Becky G is aware of higher than to maintain returning, like a boomerang, to a liar who doesn’t love her — however she will be able to’t resist. And the ingenious, rhythm-forward manufacturing of “Boomerang” makes her obsession sound like a village-wide celebration, with the plink of a thumb piano, flamenco-like handclaps, a thudding reggaeton bass line and a rowdy backup refrain that cheerfully helps her misplaced affections.
In “Fire Excape,” Zsela croons what seems to be a love music — however solely finally, after she notes, “There’s a fireplace within the ocean when the oil begins spilling.” The music takes form over a lurching, stop-stop beat, with some gaping silences, odd harmonic turns and sudden digital surges, however amid the asymmetries Zsela proffers some husky reassurance: “We’ll get alongside fairly wonderful, thanks.”
Willow, ‘Symptom of Life’
Willow Smith ponders self-knowledge, reinvention, mortality and wonder in “Symptom of Life”: “Looking into the shadow/now I discover the sunshine,” she sings. “Magic is actual while you see it inside.” It’s a meter-shifting math-pop tune, with Willow’s voice blithely hopscotching amid jazzy piano clusters, brisk drumming and a bass countermelody, vigorously affirming that her seek for which means continues.
Tierra Whack, ‘Numb’
Six years after she launched her 15-song, 15-minute EP, “Whack World,” the rapper, singer and video auteur Tierra Whack is releasing her full-length album, “World Wide Whack,” which veers from boasting and absurd humor to distressed reflections on her psychological well being. “Numb” is joyless: a recitation of mental-health signs over inhuman, pulsating synthesizer chords. Other songs on the album counsel she has overcome her malaise, however this observe memorializes it.
A handy guide a rough jungle break beat propels Nia Archives as she explores a nagging, rising conviction about her accomplice: “I received a feelin’ you’ve unfinished enterprise elsewhere.” Her voice strikes from feigned nonchalance to simmering annoyance; “Nobody comes with a clear slate,” she permits, however clearly her persistence is restricted.
Beans, ‘Zwaard 2’
The rapper Beans, previously of Anti-Pop Consortium, faces turning 50 with adamant defiance on his new album, “Zwaard,” which doesn’t trouble with particular person music titles. Zwaard is Finnish for sword, and the album is Beans’s collaboration with the Finnish producer Sasu Ripatti, who additionally data as Vladislav Delay, amongst different pseudonyms. Ripatti backs Beans with hectic, abrasive tracks akin to Chicago footwork; “Zwaard 2” is a fusillade of bent bell tones, punching-bag beats and wordless singsong voices. Beans writes lyrics that veer between rap rhymes and spoken-word exposition in a continuing rush. In “Zwaard 2,” he juggles self-mythologizing, stark autobiography and glimpses of politics and psychology. He notes his receding hairline and guarantees to be “one of many flyest MCs on AARP,” and he insists, “What I’m is each the pen and the sword, the disciple and the lord.”

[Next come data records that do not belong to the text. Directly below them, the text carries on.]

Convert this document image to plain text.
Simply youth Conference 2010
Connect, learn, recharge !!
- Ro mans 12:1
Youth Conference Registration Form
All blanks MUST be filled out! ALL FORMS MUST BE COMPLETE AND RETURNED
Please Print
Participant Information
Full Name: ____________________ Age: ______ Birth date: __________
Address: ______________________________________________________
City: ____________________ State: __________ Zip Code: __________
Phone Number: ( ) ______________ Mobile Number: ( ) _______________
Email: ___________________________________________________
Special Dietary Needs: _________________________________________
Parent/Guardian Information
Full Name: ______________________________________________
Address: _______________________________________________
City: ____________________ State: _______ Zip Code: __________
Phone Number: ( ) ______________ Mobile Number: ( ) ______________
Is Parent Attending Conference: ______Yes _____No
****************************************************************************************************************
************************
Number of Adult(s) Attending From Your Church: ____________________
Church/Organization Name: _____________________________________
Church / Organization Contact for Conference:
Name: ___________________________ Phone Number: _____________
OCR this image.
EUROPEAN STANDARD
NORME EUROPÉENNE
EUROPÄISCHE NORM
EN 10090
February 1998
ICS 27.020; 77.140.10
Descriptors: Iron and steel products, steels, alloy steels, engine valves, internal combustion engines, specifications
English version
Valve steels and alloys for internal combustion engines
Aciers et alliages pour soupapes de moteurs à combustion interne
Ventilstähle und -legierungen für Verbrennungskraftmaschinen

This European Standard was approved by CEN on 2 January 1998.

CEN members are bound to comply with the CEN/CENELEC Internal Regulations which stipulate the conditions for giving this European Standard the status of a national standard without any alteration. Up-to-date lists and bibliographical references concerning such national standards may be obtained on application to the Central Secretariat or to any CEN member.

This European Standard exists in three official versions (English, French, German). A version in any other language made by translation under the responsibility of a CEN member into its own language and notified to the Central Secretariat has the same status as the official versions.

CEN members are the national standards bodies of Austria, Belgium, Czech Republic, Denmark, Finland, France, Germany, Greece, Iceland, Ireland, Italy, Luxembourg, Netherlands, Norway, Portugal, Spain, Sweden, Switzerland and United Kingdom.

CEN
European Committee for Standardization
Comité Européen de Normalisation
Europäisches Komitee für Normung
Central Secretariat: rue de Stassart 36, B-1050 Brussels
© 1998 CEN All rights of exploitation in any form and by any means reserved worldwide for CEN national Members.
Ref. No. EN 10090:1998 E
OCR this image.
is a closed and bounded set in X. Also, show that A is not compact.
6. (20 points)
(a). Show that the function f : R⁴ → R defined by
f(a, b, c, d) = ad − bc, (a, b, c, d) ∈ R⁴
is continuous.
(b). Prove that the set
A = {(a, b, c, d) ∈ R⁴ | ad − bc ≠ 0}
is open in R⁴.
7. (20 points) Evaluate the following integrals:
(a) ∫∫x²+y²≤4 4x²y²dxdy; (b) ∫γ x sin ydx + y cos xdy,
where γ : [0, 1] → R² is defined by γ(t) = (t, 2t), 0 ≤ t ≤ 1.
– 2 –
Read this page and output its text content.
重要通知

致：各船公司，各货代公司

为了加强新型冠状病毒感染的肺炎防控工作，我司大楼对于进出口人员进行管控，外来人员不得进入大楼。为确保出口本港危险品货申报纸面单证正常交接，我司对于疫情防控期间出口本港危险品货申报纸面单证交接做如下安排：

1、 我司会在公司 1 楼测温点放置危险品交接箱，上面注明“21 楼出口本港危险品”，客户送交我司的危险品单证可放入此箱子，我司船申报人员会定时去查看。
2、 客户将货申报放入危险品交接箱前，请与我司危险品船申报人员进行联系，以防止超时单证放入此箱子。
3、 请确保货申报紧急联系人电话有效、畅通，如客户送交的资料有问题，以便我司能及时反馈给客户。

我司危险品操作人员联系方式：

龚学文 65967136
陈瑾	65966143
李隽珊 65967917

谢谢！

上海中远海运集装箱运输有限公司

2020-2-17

Ernest and Jelly Roll, ‘I Went to College/I Went to Jail’
False equivalency tops a slick nation waltz in “I Went to College/I Went to Jail.” In the lyrics, Ernest (faculty) and Jelly Roll (jail) play up contrasts — “I might have been a health care provider/I ought to have been dead” — however each are proud to have arrived on Music Row, backed by fiddle and pedal metal: a Nashville joyful ending.
Allison Russell gathered a choir of three-dozen singers — together with Brittany Howard, Brittney Spencer, Devon Gilfillian, Amanda Shires, Maren Morris, Brandi Carlile and Emmylou Harris — for a single to assist the candidacy of State Representative Gloria Johnson, Democrat of Tennessee, for U.S. Senate. It’s a slow-rolling, gospelly music that invokes civil-rights watchwords, worries over gun violence and exhorts, “We’ve come up to now, up to now/however there’s a lot left to do.”
Willie Nelson, ‘The Border’
Never one to keep away from a fraught topic, Willie Nelson selected “The Border” — a music Rodney Crowell co-wrote and first recorded on his 2019 album “Texas” — because the title music of his subsequent album. It’s a Tex-Mex bolero narrated by a Border Patrol officer who has witnessed smuggling, corruption and desperation. “From the shacks and the shanties come the hungry and poor,” he sings, “Some to drown on the crossing/Some to undergo no extra.” Nelson digs virtually unrecognizably low in his vary, sounding scarred and gruff and resigned: “It’s simply the border, you understand,” the refrain concludes.